In the similarly way, China has maintained close consultation with Russia-the comprehensive strategic partner of China-with the United States which has full capacity to destroy the DPRK, which would lead to a direct threat to China’s core security interests, and with the ROK which has been persuaded to cautiously accept the way to handle the nuclear issue of the Korean Peninsula, by saying that “all of the endeavors are to prevent the outbreak of war and maintain peace”. Now it is clear that no matter which great power has played the proactive and responsible role on the Korean Peninsula, diplomacy does work rather than fade away. As long as the countries involved are open to each other and keep regional peace and stability above their narrow interest, the nuclear issue will eventually be resolved.

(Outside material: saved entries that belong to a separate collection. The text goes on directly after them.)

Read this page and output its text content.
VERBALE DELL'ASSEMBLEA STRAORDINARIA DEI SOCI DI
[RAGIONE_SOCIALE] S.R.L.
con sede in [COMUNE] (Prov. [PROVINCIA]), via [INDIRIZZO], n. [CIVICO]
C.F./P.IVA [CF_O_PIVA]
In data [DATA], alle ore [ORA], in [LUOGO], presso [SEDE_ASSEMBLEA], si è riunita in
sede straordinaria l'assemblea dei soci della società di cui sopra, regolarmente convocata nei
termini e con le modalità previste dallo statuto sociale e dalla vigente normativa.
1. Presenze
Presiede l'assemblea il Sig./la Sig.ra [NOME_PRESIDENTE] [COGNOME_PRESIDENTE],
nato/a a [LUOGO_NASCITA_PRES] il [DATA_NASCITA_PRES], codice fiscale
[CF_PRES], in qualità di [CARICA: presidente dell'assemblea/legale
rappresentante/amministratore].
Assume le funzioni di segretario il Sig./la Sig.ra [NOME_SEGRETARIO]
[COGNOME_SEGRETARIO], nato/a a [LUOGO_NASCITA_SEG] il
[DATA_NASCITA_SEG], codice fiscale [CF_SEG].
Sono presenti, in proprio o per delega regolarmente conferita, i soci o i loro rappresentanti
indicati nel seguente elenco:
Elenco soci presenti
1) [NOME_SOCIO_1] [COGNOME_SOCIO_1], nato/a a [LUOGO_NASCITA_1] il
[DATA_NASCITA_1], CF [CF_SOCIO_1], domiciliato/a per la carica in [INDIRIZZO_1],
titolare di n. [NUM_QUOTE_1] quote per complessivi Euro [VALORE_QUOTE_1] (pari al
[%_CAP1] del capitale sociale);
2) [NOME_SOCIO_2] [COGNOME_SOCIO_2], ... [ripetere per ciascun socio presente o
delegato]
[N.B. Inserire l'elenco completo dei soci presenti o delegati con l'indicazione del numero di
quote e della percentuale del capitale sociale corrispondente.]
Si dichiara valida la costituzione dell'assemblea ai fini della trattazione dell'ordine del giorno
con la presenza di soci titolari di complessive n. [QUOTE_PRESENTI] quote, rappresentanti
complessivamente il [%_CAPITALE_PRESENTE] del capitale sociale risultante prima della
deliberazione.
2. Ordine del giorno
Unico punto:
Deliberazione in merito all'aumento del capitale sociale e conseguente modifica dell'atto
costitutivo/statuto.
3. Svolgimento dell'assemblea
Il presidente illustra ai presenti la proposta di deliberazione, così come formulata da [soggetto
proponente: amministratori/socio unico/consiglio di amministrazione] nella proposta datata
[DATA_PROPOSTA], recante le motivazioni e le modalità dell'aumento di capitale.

For sure, peace is not absence of conflict, it is the ability to handle conflict by peaceful means. Thus we can’t expect that the DPRK will change or abandon its nuclear plan overnight, but all sides concerned can exercise mutually-respected efforts to persuade the Pyongyang government to return to the right side of history through joining, rather than deserting, the international community. As it is said that the spirit of the United Nations is to realize global peace through multilateral dialogue, and the Korean Peninsula is where that spirit is most desperately needed.
China has consistently endorsed the United Nations in playing a more active role on the Korean Peninsula, with a belief in diplomacy that, as a form of statecraft, is to come up with fundamental measures to stop the vicious cycle of increased provocations from the DPRK.  
(Wang Li is a professor at Jilin University. The article reflects the author's opinion, and not necessarily the view of CGTN.)